ANSWERED ON 15.05.2012

Pollution due to incinerators in the country

4218 SHRI RAJIV PRATAP RUDY

Will the Minister of ENVIRONMENT AND FORESTS be pleased to state-

(A)whether there exists any pollution control measures for incinerators operating in the country;
(b) the details of the types and numbers of incinerators working in the country, State-wise;
(c) whether there have been cases of hazardous pollution due to these incinerators during the last three years;
(d) the details of the action taken by the Ministry to ensure that such incinerators do not pose a threat to adjoining residential areas; and
(e) the details of the number of incinerators that will be set up?

ANSWER: MINISTER OF STATE (INDEPENDENT CHARGE) FOR ENVIRONMENT AND FORESTS (SHRIMATI JAYANTHI NATARAJAN)

(a)&(b) : A number of incinerators are installed at common facilities for disposal of hazardous waste, bio-medical waste and municipal solid waste. Besides, such incinerators are also installed in health care facilities and at individual industries. Air pollution control device (APCD) is required to be provided with the individual incinerator.

There exist 177 incinerators for common bio-medical waste treatment facilities (CBMWTF), 692 incinerators at health care facilities (IHCF), 22 common hazardous waste incinerators and 127 captive hazardous waste incinerators. Out of these 1018 incinerators, 273 incinerators are operating without APCDs, as reported by Central Pollution Control Board (CPCB).

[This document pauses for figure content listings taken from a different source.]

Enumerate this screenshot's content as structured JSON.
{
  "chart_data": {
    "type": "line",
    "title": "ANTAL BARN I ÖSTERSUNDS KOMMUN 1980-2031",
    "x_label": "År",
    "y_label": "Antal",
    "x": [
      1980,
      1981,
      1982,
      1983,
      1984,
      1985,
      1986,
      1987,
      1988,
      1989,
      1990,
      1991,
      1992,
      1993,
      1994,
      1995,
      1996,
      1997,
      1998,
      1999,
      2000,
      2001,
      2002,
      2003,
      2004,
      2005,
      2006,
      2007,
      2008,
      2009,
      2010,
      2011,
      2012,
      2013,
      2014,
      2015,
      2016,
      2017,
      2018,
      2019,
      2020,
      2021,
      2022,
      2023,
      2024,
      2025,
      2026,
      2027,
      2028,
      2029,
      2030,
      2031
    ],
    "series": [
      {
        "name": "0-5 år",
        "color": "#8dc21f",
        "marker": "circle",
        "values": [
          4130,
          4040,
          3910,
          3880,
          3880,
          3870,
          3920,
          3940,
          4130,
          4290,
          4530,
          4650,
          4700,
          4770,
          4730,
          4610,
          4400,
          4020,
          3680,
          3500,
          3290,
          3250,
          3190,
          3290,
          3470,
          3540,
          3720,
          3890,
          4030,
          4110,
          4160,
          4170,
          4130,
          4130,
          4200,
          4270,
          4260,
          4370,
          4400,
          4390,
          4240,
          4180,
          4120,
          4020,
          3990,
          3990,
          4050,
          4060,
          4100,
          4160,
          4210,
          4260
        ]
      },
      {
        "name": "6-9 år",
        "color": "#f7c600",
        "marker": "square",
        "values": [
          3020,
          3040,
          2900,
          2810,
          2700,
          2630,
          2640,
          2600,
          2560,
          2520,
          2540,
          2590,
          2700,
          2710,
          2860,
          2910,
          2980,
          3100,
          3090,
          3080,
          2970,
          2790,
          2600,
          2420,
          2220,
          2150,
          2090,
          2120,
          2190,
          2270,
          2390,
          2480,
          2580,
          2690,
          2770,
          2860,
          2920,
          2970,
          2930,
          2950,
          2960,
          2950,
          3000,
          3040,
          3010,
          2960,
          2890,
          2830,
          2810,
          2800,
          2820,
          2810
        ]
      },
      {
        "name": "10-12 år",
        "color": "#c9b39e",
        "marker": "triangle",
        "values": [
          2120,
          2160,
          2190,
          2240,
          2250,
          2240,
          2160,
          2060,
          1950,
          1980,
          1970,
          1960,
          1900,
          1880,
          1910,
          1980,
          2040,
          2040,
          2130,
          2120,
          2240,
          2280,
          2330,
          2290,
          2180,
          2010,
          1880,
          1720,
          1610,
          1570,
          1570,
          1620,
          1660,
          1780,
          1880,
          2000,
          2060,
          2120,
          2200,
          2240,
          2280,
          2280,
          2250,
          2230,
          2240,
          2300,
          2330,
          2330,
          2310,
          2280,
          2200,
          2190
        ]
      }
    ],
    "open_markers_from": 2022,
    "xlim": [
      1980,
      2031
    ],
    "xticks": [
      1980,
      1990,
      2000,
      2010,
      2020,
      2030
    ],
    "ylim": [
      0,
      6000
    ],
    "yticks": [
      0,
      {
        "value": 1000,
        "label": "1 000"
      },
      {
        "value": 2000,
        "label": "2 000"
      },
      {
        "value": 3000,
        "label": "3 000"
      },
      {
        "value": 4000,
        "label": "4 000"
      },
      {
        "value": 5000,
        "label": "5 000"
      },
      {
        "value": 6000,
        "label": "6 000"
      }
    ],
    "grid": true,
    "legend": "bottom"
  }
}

(c)&(d) : Environmental standards have been notified for various categories of incinerators. Concerned State Pollution Control Board and CPCB seek compliance of the notified norms, as applicable. 29 non-compliant CBMWTF, five non-compliant IHCF and two industry specific captive incinerators have been directed under Section 5 of the Environment (Protection) Act, 1986 by the CPCB. In case of one captive incinerator in Gujarat, Gujarat State Pollution Control Board has been directed under the Air Act, 1981 by CPCB for ensuring compliance of environmental norms.

(e):Data on the number of incinerators likely to be set up is not available in the Ministry of Environment and Forests.